# Deponia - The Complete Journey - Umsonst im Humble Store (Steam Key) - Aktion abgelaufen



## Maverick3k (24. Januar 2019)

Hi,

Rufus braucht deine Unterstützung um Deponia und sich selber zu retten. Wenn du ihn tatkräftig unterstützen möchtest, kannst du dir das Spiel kostenlos im Humble Store holen und via Steam runterladen.

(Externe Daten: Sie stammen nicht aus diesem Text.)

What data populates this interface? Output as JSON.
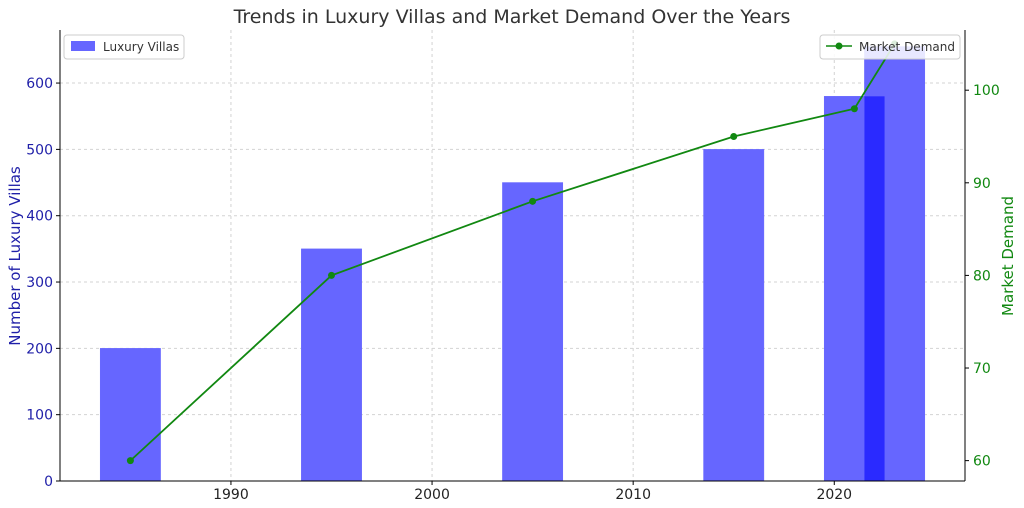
{
  "chart_data": {
    "type": "bar+line",
    "title": "Trends in Luxury Villas and Market Demand Over the Years",
    "x_ticks": [
      1990,
      2000,
      2010,
      2020
    ],
    "xlim": [
      1981.5,
      2026.5
    ],
    "bar_series": {
      "name": "Luxury Villas",
      "axis": "left",
      "color": "#6666ff",
      "overlap_color": "#2a2aff",
      "bar_width_years": 3,
      "points": [
        {
          "x": 1985,
          "y": 200
        },
        {
          "x": 1995,
          "y": 350
        },
        {
          "x": 2005,
          "y": 450
        },
        {
          "x": 2015,
          "y": 500
        },
        {
          "x": 2021,
          "y": 580
        },
        {
          "x": 2023,
          "y": 655
        }
      ]
    },
    "line_series": {
      "name": "Market Demand",
      "axis": "right",
      "color": "#118811",
      "points": [
        {
          "x": 1985,
          "y": 60
        },
        {
          "x": 1995,
          "y": 80
        },
        {
          "x": 2005,
          "y": 88
        },
        {
          "x": 2015,
          "y": 95
        },
        {
          "x": 2021,
          "y": 98
        },
        {
          "x": 2023,
          "y": 105
        }
      ]
    },
    "left_axis": {
      "label": "Number of Luxury Villas",
      "ticks": [
        0,
        100,
        200,
        300,
        400,
        500,
        600
      ],
      "ylim": [
        0,
        680
      ],
      "color": "#1f1fa8"
    },
    "right_axis": {
      "label": "Market Demand",
      "ticks": [
        60,
        70,
        80,
        90,
        100
      ],
      "ylim": [
        57.8,
        106.5
      ],
      "color": "#118811"
    },
    "grid": true,
    "legend_left_placement": "top-left",
    "legend_right_placement": "top-right"
  }
}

Wie immer ist ein Humble/Steam-Account notwendig und der Eintrag für den Newsletter.

Das Angebot gilt noch:

   01 days 
21 hours 
26 min 

Viel Spaß beim Schrott sammeln! 

€dit

Es handelt sich hier um einen Steam Key.


----------



## ForceScout (25. Januar 2019)

*AW: Deponia - The Complete Journey - Umsonst im Humble Store (Steam Key)*

Für geschenkt nimmt man sowas doch immer mit, auch wenn die Chance das ich es spiele eher bei Null ist 
Aber die Steam Bibliothek will ja stetig wachsen!
Danke fürs aufzeigen


----------



## fipS09 (25. Januar 2019)

*AW: Deponia - The Complete Journey - Umsonst im Humble Store (Steam Key)*



ForceScout schrieb:


> Für geschenkt nimmt man sowas doch immer mit, auch wenn die Chance das ich es spiele eher bei Null ist
> Aber die Steam Bibliothek will ja stetig wachsen!
> Danke fürs aufzeigen


Da verpasst du was, super Spiele.


----------



## bofferbrauer (25. Januar 2019)

*AW: Deponia - The Complete Journey - Umsonst im Humble Store (Steam Key)*

Hab die Aktion mal im Sammelthread gemeldet


----------



## Maverick3k (26. Januar 2019)

*AW: Deponia - The Complete Journey - Umsonst im Humble Store (Steam Key)*

Das Angebot gilt noch 6 Stunden. Allerdings hat Humble wohl Probleme mit dem Versenden von den Sicherheits Codes..., die Mails kommen nicht an.


----------



## Maverick3k (26. Januar 2019)

*AW: Deponia - The Complete Journey - Umsonst im Humble Store (Steam Key)*

So, Aktion ist abgelaufen. Spiel kostet bei Humble nun (wieder) 29,99€


----------